Talk about a lot of pressure to get a software deployment correct. A software install on an Airbus airplane resulted in a file containing parameters being wiped. This error caused (apparently) an airplane to crash when three engines cut off in flight and four people were killed.
I don’t know if this is the final report on this, but the fact this is a possibility concerns me as a technologist. Certainly we have probably had similar mechanical failures and installation issues in the past, but there are some scary issues here with regards to software. There was a faulty software installation (yikes!), a poor architecture (not assuming more then 2 engines would stop), too much tolerance for software errors (the review letting this pass), and poor overall design (no alerts on the ground).

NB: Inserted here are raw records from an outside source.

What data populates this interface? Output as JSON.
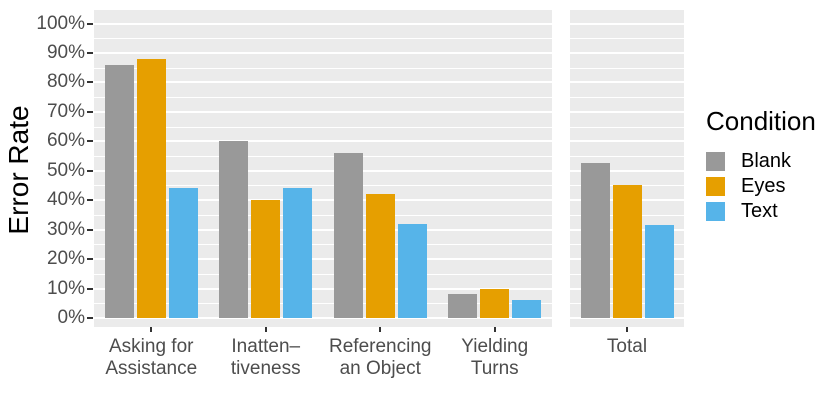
{
  "chart_data": {
    "type": "bar",
    "title": "",
    "xlabel": "",
    "ylabel": "Error Rate",
    "ylim": [
      0,
      100
    ],
    "y_tick_labels": [
      "0%",
      "10%",
      "20%",
      "30%",
      "40%",
      "50%",
      "60%",
      "70%",
      "80%",
      "90%",
      "100%"
    ],
    "grid": "white major gridlines every 10%, minor every 5%, on light gray panel",
    "panel_background": "#EBEBEB",
    "legend": {
      "title": "Condition",
      "position": "right",
      "items": [
        "Blank",
        "Eyes",
        "Text"
      ]
    },
    "colors": {
      "Blank": "#999999",
      "Eyes": "#E69F00",
      "Text": "#56B4E9"
    },
    "panels": [
      {
        "name": "categories",
        "categories": [
          "Asking for\nAssistance",
          "Inatten–\ntiveness",
          "Referencing\nan Object",
          "Yielding\nTurns"
        ],
        "series": [
          {
            "name": "Blank",
            "values": [
              86,
              60,
              56,
              8
            ]
          },
          {
            "name": "Eyes",
            "values": [
              88,
              40,
              42,
              10
            ]
          },
          {
            "name": "Text",
            "values": [
              44,
              44,
              32,
              6
            ]
          }
        ]
      },
      {
        "name": "total",
        "categories": [
          "Total"
        ],
        "series": [
          {
            "name": "Blank",
            "values": [
              52.5
            ]
          },
          {
            "name": "Eyes",
            "values": [
              45
            ]
          },
          {
            "name": "Text",
            "values": [
              31.5
            ]
          }
        ]
      }
    ]
  }
}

I can’t decide if I think that software makes issues like this more or less likely. Certainly checks of physical systems are skipped regularly by people. It’s far easier, and more reliable, to automate checks of software systems, especially with deployments, than it might be for complex mechanical changes. However, maybe that’s not true. Perhaps mechanics are more likely to notice a loose bolt than a misconfigured software menu. Or maybe we need a new type of mechanic that’s savvy with technology.
Ultimately I think that any software that makes changes to systems, including through deployments, needs to have double checks by an independent process and clear alerting of any issue, not relying on someone to look for the success of a long series of steps. We also need to take review of potential software errors very seriously and ensure the tolerance for potential issues shrinks as the impact of those issues rises.